This is the mail archive of the
newlib@sourceware.org
mailing list for the newlib project.
RE: [PATCH, v3] ARM: Integrate Cortex-A15 optimized memcpy using NEON/VFP.
- From: "Schwarz, Konrad" <konrad dot schwarz at siemens dot com>
- To: Richard Earnshaw <rearnsha at arm dot com>
- Cc: Will Newton <will dot newton at linaro dot org>, Ramana Radhakrishnan <Ramana dot Radhakrishnan at arm dot com>, "newlib at sourceware dot org" <newlib at sourceware dot org>
- Date: Fri, 12 Apr 2013 11:52:00 +0000
- Subject: RE: [PATCH, v3] ARM: Integrate Cortex-A15 optimized memcpy using NEON/VFP.
- References: <515C5C47 dot 4090601 at linaro dot org> <5166F1AD dot 7010703 at arm dot com> <CANu=Dmhs_YKDj+6aJPO3tp_4Qk0NwhtYWUWibgy1tC3wWkd04g at mail dot gmail dot com> <8A6D8E6D161CD644B982513286072E8D02FB11 at DEFTHW99EJ1MSX dot ww902 dot siemens dot net> <5167D697 dot 5080906 at arm dot com>
> -----Original Message-----
> From: Richard Earnshaw [mailto:rearnsha@arm.com]
> Sent: Friday, April 12, 2013 11:41 AM
> Subject: Re: [PATCH, v3] ARM: Integrate Cortex-A15 optimized memcpy
> using NEON/VFP.
> I would have thought these days, with hardware floating-point support
> required by the Linux HF ABI, that this wasn't likely to be a major
> issue.
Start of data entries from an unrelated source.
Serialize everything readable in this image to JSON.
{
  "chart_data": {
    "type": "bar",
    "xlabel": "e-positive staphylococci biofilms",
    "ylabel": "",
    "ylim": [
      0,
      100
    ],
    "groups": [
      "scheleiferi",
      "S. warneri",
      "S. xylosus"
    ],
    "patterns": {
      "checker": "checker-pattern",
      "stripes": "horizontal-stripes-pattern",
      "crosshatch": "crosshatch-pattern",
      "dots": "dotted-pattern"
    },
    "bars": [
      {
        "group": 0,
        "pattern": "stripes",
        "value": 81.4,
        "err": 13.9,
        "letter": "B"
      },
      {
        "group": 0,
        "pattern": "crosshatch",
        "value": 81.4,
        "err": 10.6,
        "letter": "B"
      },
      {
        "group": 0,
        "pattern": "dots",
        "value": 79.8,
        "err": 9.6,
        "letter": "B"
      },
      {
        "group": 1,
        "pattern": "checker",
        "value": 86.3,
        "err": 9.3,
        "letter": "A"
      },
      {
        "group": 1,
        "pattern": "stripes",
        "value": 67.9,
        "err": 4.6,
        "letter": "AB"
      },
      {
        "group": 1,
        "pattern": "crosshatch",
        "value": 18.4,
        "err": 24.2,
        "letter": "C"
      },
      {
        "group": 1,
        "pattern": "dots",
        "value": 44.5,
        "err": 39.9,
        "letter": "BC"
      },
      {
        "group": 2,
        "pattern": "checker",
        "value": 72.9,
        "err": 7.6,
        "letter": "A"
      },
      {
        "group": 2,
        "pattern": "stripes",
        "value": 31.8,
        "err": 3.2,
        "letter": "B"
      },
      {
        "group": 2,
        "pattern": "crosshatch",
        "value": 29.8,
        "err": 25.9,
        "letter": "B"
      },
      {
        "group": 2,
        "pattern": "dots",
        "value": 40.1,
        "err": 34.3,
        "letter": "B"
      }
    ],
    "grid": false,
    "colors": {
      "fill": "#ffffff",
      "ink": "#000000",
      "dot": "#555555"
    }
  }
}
The compiler will use FP insns freely as well whenever they are
> available, even for data moves. If you're using memcpy enough for
> performance to be an issue, then you'd want to use the fastest sequence
> possible. If you're not, then why would you care?
A thread's context switch time is increased if it uses
floating point registers. Once a thread has obtained a
floating point context, there is no way of getting rid of
it again.
Note that Section B1.8.4 of DDI0406B, an edition of the
ARM V7 architecture manual, describes exactly the optimization
I mentioned in my original post.
So at least up to V7, the architects behind the ARM ISA cared
about this.
Also, I've never seen a compiler use FP instructions freely, as I expect
compiler writers are aware of this issue.
> I see build options in the code for three variants: With Neon (and
> VFP), with VFP only and without either. That means that a bare metal
> systems have the option of using an integer-only variant (as does
> anyone else if they are really worried about using FP registers within
> memcpy).
How would an application select which variant to use?
Thanks,
Konrad Schwarz